The actual revocation hearing may consist of the following players, for example: (1) The ATF IOIs who participated in the most recent inspection and possible IOIs from prior inspections. The IOIs explain their inspection findings and nature of the violation. (2) The local ATF Field Division Counsel, who defines and presents the case for the government. (3) The Hearing Officer who mediates the proceeding, captures the hearing on an audio tape, and subsequently writes a hearing report. (4) You, the FFL, and any Orchid Advisors or Legal Counsel you may obtain. Most recently, we’ve seen DIOs directly participating in the process as well.
The hearing can take a matter of hours or a matter of days depending on the number of violations and the amount of supporting material provided by the ATF or FFL. While the hearing is fairly informal, there is a set process which allows both sides of the case to present and cross examine. ATF states, “During a hearing, the licensee has the opportunity to challenge the violations and establish that the violations were not willful. Based on the evidence presented at the hearing by the licensee and ATF, the hearing officer submits a report of findings to the DIO. Based upon the hearing testimony, exhibits presented during the hearing, and the hearing officer’s findings, the DIO decides whether to continue with the revocation. If the DIO’s decision is to revoke following a hearing, or in cases where a hearing is not requested by the FFL, then a final notice of revocation is sent to the licensee with a summary of the findings and the legal conclusions that warrant revocation”.
After the DIO has an opportunity to review the Hearing Officer’s report and analyze the inspection results, through the narrative report and the ROV, a decision is made.
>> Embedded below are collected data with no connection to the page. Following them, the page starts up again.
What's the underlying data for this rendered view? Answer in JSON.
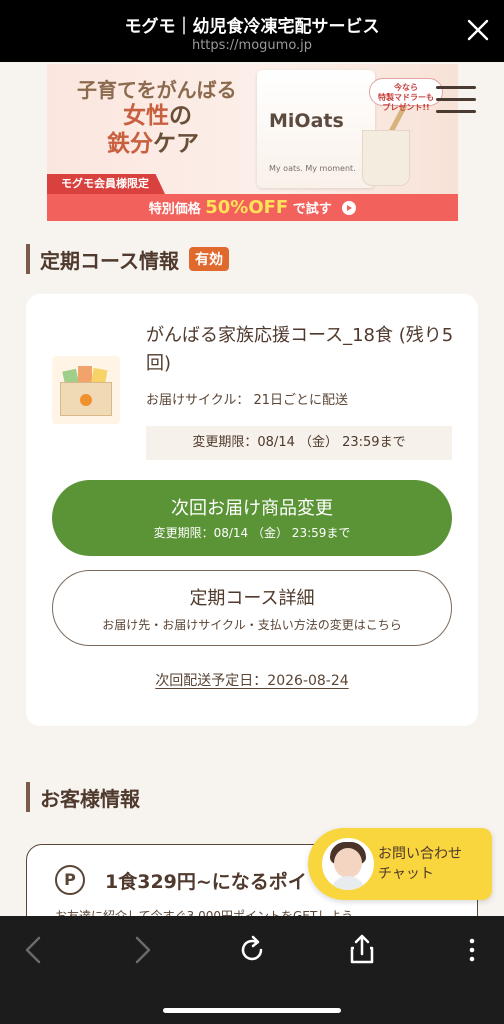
{
  "browser": {
    "title": "モグモ｜幼児食冷凍宅配サービス",
    "url": "https://mogumo.jp"
  },
  "banner": {
    "line1": "子育てをがんばる",
    "line2_main": "女性",
    "line2_suffix": "の",
    "line3_main": "鉄分",
    "line3_suffix": "ケア",
    "member_label": "モグモ会員様限定",
    "product_name": "MiOats",
    "product_tagline": "My oats. My moment.",
    "badge_line1": "今なら",
    "badge_line2": "特製マドラーも",
    "badge_line3": "プレゼント!!",
    "cta_prefix": "特別価格",
    "cta_discount": "50%OFF",
    "cta_suffix": "で試す"
  },
  "course_section": {
    "heading": "定期コース情報",
    "status": "有効"
  },
  "course": {
    "name": "がんばる家族応援コース_18食 (残り5回)",
    "cycle": "お届けサイクル： 21日ごとに配送",
    "deadline": "変更期限：08/14 （金） 23:59まで",
    "change_button_label": "次回お届け商品変更",
    "change_button_sub": "変更期限：08/14 （金） 23:59まで",
    "detail_button_label": "定期コース詳細",
    "detail_button_sub": "お届け先・お届けサイクル・支払い方法の変更はこちら",
    "next_ship": "次回配送予定日：2026-08-24"
  },
  "customer_section": {
    "heading": "お客様情報"
  },
  "customer": {
    "points_icon": "P",
    "points_title": "1食329円~になるポイ",
    "points_sub": "お友達に紹介して今すぐ3,000円ポイントをGETしよう。"
  },
  "chat": {
    "line1": "お問い合わせ",
    "line2": "チャット"
  },
  "icons": {
    "close": "close-icon",
    "menu": "hamburger-icon",
    "back": "chevron-left-icon",
    "forward": "chevron-right-icon",
    "reload": "reload-icon",
    "share": "share-icon",
    "more": "more-vertical-icon"
  },
  "colors": {
    "primary_green": "#5b9437",
    "status_orange": "#e06a2e",
    "chat_yellow": "#f9d53e",
    "text_brown": "#4f3a2d"
  }
}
This decision is communicated via a formal writing from ATF to the FFL (or Counsel). If the license is called for revocation, the FFL has 60 days to file a petition for de novo review with the U.S. District Court and further review. During the appeal process the FFL is authorized to continue business operations until a final decision is made. Note, there are some severe circumstances that can lead to an immediate freeze of business, but that too must follow a process not discussed herein.
The entire revocation process can be emotionally and physically exhausting, as you might expect. Several months can be consumed with multiple levels of inspection review, conflicts in hearing date scheduling, and waiting for the final decision. Unfortunately, as the FFL, you are along for the roller coaster ride.
How do you avoid this process altogether? Comply with the relevant laws and regulations. Ideally, your compliance program will include a balance of Policy, Education, Process / System Controls, and Self-Inspections.